Aenigma (Italy 1987: Dir Lucio Fulci) Not nearly as dire as many have made out, this shows a rather restrained Fulci at work in a film which despite its indebtedness to movies like Carrie (revenge on girls who play a near fatal prank - actually the 1978 Carrie ripoff Jennifer is closer to the mark) and the 1978 Aussie movie Patrick (said revenge carried out by comatose patient in a hospital bed) has enough originality to make it watchable. 20 year old Lara Lamberti is pretty good as Eva, a newcomer to a Boston school (actually Sarajevo) where a bunch of girls have previously played a trick on one of their classmates, Kathy (Mijlijana Zirojevic). The prank goes wrong and Kathy is rendered comatose, but the wronged student uses newly arrived sex mad Eva as a vessel to wreak revenge on the girls that put her in her vegetative state.

There's death by snails (which, if you're interested, takes ages), aerobics, and a weird menage a trois involving the doctor taking care of Kathy, Eva (and by default Kathy too). Working with reduced budgets and ill health, it's perhaps a marvel that Fulci's film turned out as well as it did. Best seen as one of the director's many attempts in the 1980s to branch out into different territories, and certainly better than many of his other 'experiments' in the same decade (Conquest, I'm looking at you).

Far from the Madding Crowd (UK 2015: Dir Thomas Vinterberg) Vintenberg's reworking of the Thomas Hardy novel is so polite and anxious not to offend it almost asks for your permission before showing itself to you. Although some of the turns are good - Michael Sheen as the increasingly unhinged William Boldwood steals the show - Carey Mulligan doesn't yet have the range of emotions needed for Bathsheba Everdene so merely comes across as a backs to the land proto feminist, and Matthias Schoenaerts - complete with Mittel European accent - misreads the complex and brooding Gabriel Oak character as requiring the 'strong and silent' treatment. To be honest I wilted a bit when the first title card read 'Dorset - 200 miles from London' and it didn't really pick up from there. This is Sunday tea time stuff and no more, with all the depth of the source material removed in favour of lots of profound turn-of-the-seasons shots and just one more close up of Miss Mulligan framed by the magic hour west country landscape.

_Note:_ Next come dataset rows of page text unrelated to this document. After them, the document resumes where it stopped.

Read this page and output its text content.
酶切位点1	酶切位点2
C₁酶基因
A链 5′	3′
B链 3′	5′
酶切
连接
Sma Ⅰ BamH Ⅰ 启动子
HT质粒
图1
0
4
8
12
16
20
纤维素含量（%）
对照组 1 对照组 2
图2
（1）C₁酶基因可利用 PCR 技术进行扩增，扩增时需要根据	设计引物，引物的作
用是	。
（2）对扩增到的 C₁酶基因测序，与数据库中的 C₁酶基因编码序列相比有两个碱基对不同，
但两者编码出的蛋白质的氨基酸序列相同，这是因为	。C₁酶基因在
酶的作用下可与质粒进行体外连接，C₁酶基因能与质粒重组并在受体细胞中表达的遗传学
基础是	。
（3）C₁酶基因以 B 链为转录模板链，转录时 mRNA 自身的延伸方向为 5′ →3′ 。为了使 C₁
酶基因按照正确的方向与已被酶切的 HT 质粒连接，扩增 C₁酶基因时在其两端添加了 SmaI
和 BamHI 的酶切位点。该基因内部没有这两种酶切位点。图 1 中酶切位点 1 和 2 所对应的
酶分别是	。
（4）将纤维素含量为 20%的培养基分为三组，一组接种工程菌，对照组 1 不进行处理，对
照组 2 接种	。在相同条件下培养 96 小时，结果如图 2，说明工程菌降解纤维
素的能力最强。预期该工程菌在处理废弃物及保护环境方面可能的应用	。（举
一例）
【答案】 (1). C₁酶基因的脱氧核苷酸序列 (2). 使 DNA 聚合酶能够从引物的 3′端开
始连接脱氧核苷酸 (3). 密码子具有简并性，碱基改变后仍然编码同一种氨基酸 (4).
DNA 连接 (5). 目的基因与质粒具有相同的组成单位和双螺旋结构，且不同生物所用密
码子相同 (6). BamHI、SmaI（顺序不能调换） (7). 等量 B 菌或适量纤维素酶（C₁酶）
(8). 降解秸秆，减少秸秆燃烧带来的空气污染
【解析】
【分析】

Disappointing.

Begin Again (USA 2013: Dir John Carney) Call me uncharitable (and I am aware that Begin Again has its fans), but I found this film both uninteresting and faintly nauseating - a movie for those who believe in the ultimate truth and beauty of car advertisements. Mark Ruffalo is a vaguely alcoholic record company mogul who seems to have been responsible for most of the key musical happenings in the western world, but has become disillusioned with his firm's obsessions about getting songs onto adverts and putting media teams behind every signing. His delight at seeing winsome Keira Knightley, singing one of her breathy compositions in a bar, makes the scales fall from his eyes as he realises that he's been missing the essential truth of good honest from the heart music. What's baffling is that Knightley seems to be the first 'singer/songwriter' he's come across - where has he been for the past five years?

If the set up sounds interesting (and it takes 45 minutes to get this far using the old cinematic standby of showing three different perspectives leading to one moment), the remaining hour focusing on Ruffalo and Knightley recording their album alfresco on the streets of New York City definitely isn't. This is essentially a retread of let's-do-the-show-right-here wish fulfillment movies of the past, but lacks any of the grit that underlies the film's message about keeping it real - it's as manufactured as the music it sets out to rally against. Director John Carney should have watched Alan Parker's 1980 movie Fame to get an idea of how to combine urban settings with the euphoria of artistic creation, but this just had me thinking of that advert with the guy hanging out of his impossibly expensive loft apartment to the strains of 'Easy Like a Sunday Morning'. Atrocious.